久々に会えることが、嬉しくてたまらない。その喜びは日にちが経つほど膨らみ、僕が困ってしまうくらいだ。
しかし、家族に会えなくて寂しいと思う自分がいるように、僕は家族に寂しい想いをさせているのだと思う。
でも、由美はいつも僕に言ってくれるんだ。
「祐一が楽しそうに、広い世界で何かを追いかけている姿が好き。だから、自分を貫いて、自分のしたいことに突き進んでね」
そういえば、僕が社会人三年目になった時、由美は二年目だった。一年違いの僕らは、大学生の頃に交際をスタートし、社会人になっても、週末には会って二人の時間を大切に過ごしていた。
僕は三年目ながら、仕事でとても頼られる存在になることが出来た。
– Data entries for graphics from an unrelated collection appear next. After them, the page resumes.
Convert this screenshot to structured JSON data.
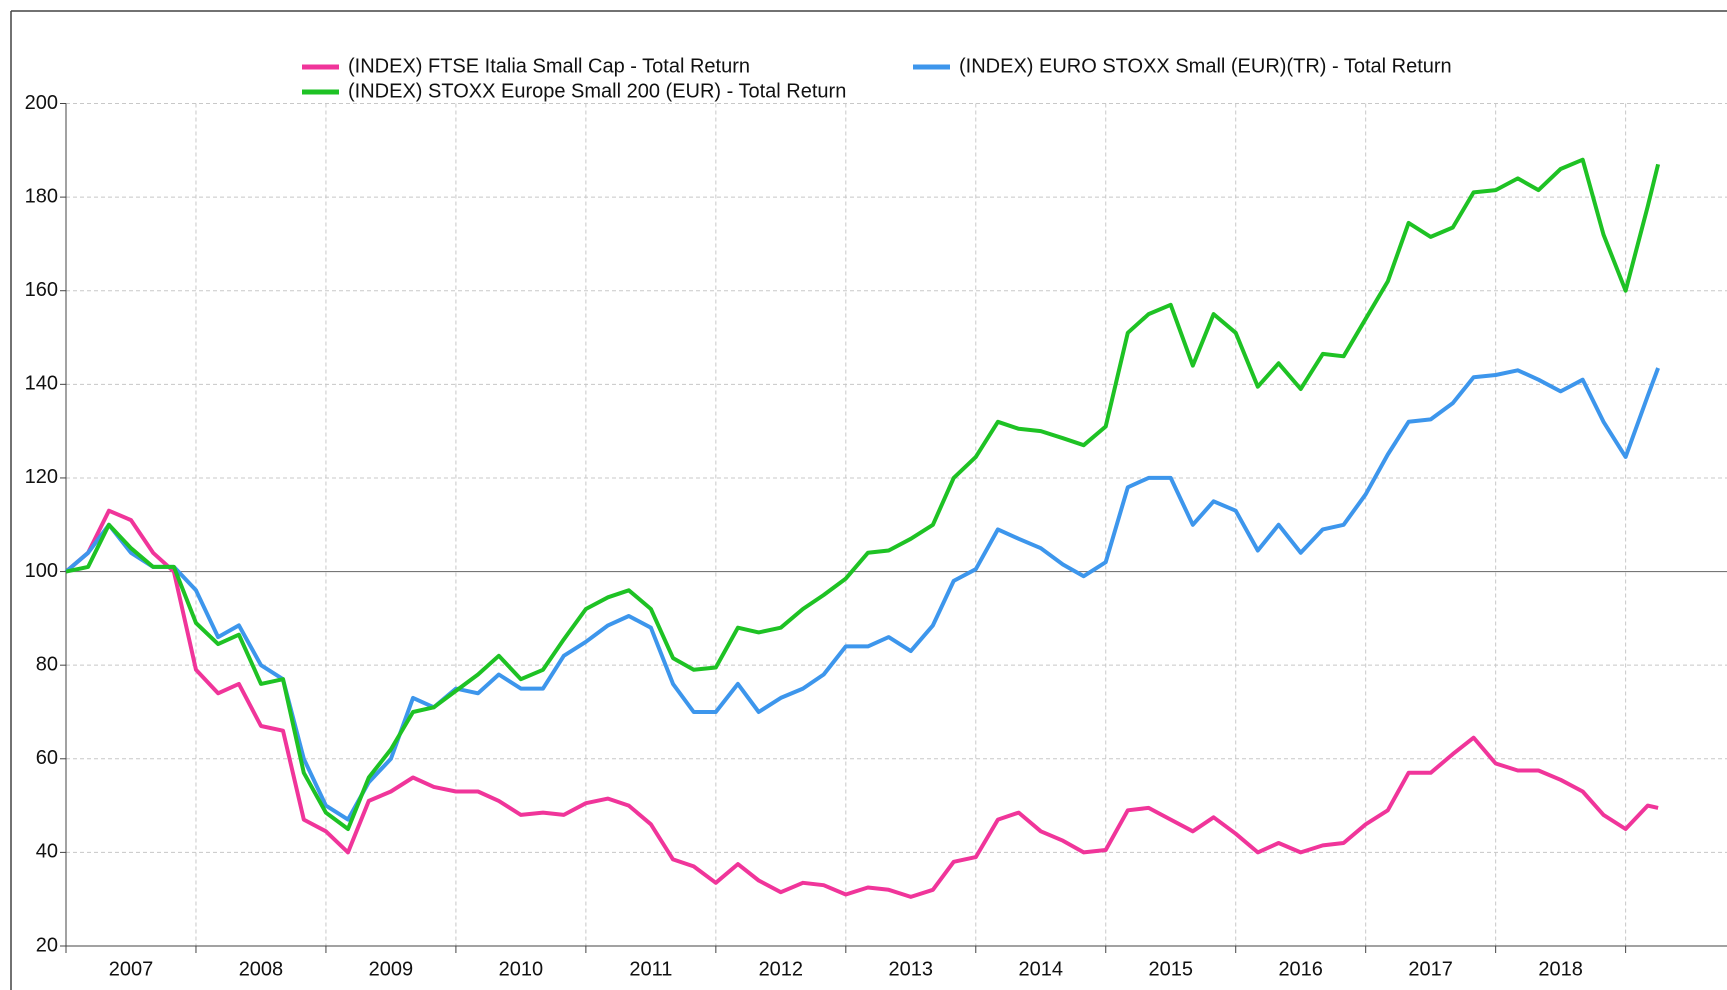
{
  "chart_data": {
    "type": "line",
    "categories": [
      "2007",
      "2008",
      "2009",
      "2010",
      "2011",
      "2012",
      "2013",
      "2014",
      "2015",
      "2016",
      "2017",
      "2018"
    ],
    "x": [
      2007,
      2007.17,
      2007.33,
      2007.5,
      2007.67,
      2007.83,
      2008,
      2008.17,
      2008.33,
      2008.5,
      2008.67,
      2008.83,
      2009,
      2009.17,
      2009.33,
      2009.5,
      2009.67,
      2009.83,
      2010,
      2010.17,
      2010.33,
      2010.5,
      2010.67,
      2010.83,
      2011,
      2011.17,
      2011.33,
      2011.5,
      2011.67,
      2011.83,
      2012,
      2012.17,
      2012.33,
      2012.5,
      2012.67,
      2012.83,
      2013,
      2013.17,
      2013.33,
      2013.5,
      2013.67,
      2013.83,
      2014,
      2014.17,
      2014.33,
      2014.5,
      2014.67,
      2014.83,
      2015,
      2015.17,
      2015.33,
      2015.5,
      2015.67,
      2015.83,
      2016,
      2016.17,
      2016.33,
      2016.5,
      2016.67,
      2016.83,
      2017,
      2017.17,
      2017.33,
      2017.5,
      2017.67,
      2017.83,
      2018,
      2018.17,
      2018.33,
      2018.5,
      2018.67,
      2018.83,
      2019,
      2019.17,
      2019.25
    ],
    "series": [
      {
        "name": "(INDEX) FTSE Italia Small Cap - Total Return",
        "color": "#f0359a",
        "values": [
          100,
          104,
          113,
          111,
          104,
          100,
          79,
          74,
          76,
          67,
          66,
          47,
          44.5,
          40,
          51,
          53,
          56,
          54,
          53,
          53,
          51,
          48,
          48.5,
          48,
          50.5,
          51.5,
          50,
          46,
          38.5,
          37,
          33.5,
          37.5,
          34,
          31.5,
          33.5,
          33,
          31,
          32.5,
          32,
          30.5,
          32,
          38,
          39,
          47,
          48.5,
          44.5,
          42.5,
          40,
          40.5,
          49,
          49.5,
          47,
          44.5,
          47.5,
          44,
          40,
          42,
          40,
          41.5,
          42,
          46,
          49,
          57,
          57,
          61,
          64.5,
          59,
          57.5,
          57.5,
          55.5,
          53,
          48,
          45,
          50,
          49.5
        ]
      },
      {
        "name": "(INDEX) EURO STOXX Small (EUR)(TR) - Total Return",
        "color": "#3d96ec",
        "values": [
          100,
          104,
          110,
          104,
          101,
          101,
          96,
          86,
          88.5,
          80,
          77,
          60,
          50,
          47,
          55,
          60,
          73,
          71,
          75,
          74,
          78,
          75,
          75,
          82,
          85,
          88.5,
          90.5,
          88,
          76,
          70,
          70,
          76,
          70,
          73,
          75,
          78,
          84,
          84,
          86,
          83,
          88.5,
          98,
          100.5,
          109,
          107,
          105,
          101.5,
          99,
          102,
          118,
          120,
          120,
          110,
          115,
          113,
          104.5,
          110,
          104,
          109,
          110,
          116.5,
          125,
          132,
          132.5,
          136,
          141.5,
          142,
          143,
          141,
          138.5,
          141,
          132,
          124.5,
          137.5,
          143.5
        ]
      },
      {
        "name": "(INDEX) STOXX Europe Small 200 (EUR) - Total Return",
        "color": "#1ec224",
        "values": [
          100,
          101,
          110,
          105,
          101,
          101,
          89,
          84.5,
          86.5,
          76,
          77,
          57,
          48.5,
          45,
          56,
          62,
          70,
          71,
          74.5,
          78,
          82,
          77,
          79,
          85.5,
          92,
          94.5,
          96,
          92,
          81.5,
          79,
          79.5,
          88,
          87,
          88,
          92,
          95,
          98.5,
          104,
          104.5,
          107,
          110,
          120,
          124.5,
          132,
          130.5,
          130,
          128.5,
          127,
          131,
          151,
          155,
          157,
          144,
          155,
          151,
          139.5,
          144.5,
          139,
          146.5,
          146,
          154,
          162,
          174.5,
          171.5,
          173.5,
          181,
          181.5,
          184,
          181.5,
          186,
          188,
          172,
          160,
          178,
          187
        ]
      }
    ],
    "xlim": [
      2007,
      2019.78
    ],
    "xticks": [
      2007,
      2008,
      2009,
      2010,
      2011,
      2012,
      2013,
      2014,
      2015,
      2016,
      2017,
      2018,
      2019
    ],
    "ylim": [
      20,
      200
    ],
    "yticks": [
      20,
      40,
      60,
      80,
      100,
      120,
      140,
      160,
      180,
      200
    ],
    "hline": 100,
    "grid": true
  }
}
新しいことを常に考え、会社に自分の新しい考えを常に提案し、楽しく仕事をしていた。
そんな僕が、その年の、彼女の誕生日に、プロポーズをした。
「結婚してください。一生大切にします。絶対!」
僕は跪き、指輪を震える手で、バクバクドキドキと見せたのを覚えている。
「もちろん、大切にしてもらわないと困ります!」
由美は即答で、とても嬉しそうに笑っていた。
そして、僕らは結婚したのだ。
しかし、結婚後、僕に仕事のオファーが来た。
「桃井君、新しいプロジェクトのメンバーに選ばれたそうだ、是非海外で活躍してほしくてね。どうかな?」
それは突然だった。僕は嬉しくて仕方なかった。念願の、海外での仕事だったから。僕の会社で作った鉄を、世界各国で活かす仕事が出来るのだ。
自分が認められて、世界に飛べるんだと、僕はガッツポーズだった。
でも、由美のお腹には、その時赤ちゃんがいたのだ。いくら夢だったからとはいえ、大切な由美を置いて行くなんて、できない。喜んでいたのもつかの間、上司に提案された後、帰り道で冷静になって考えた。
大切な家族を見捨ててまで、僕は夢を叶えたいんじゃないし、そこまでして新しい世界へ飛び込みたいわけではない。
でも、あの時、由美は言ってくれたんだ。僕が広い世界で何かを追っかけている姿が好きだから、行っておいでと。
だから、そう言って送り出してくれた分、恩返しをこれから僕はしていきたいのだ。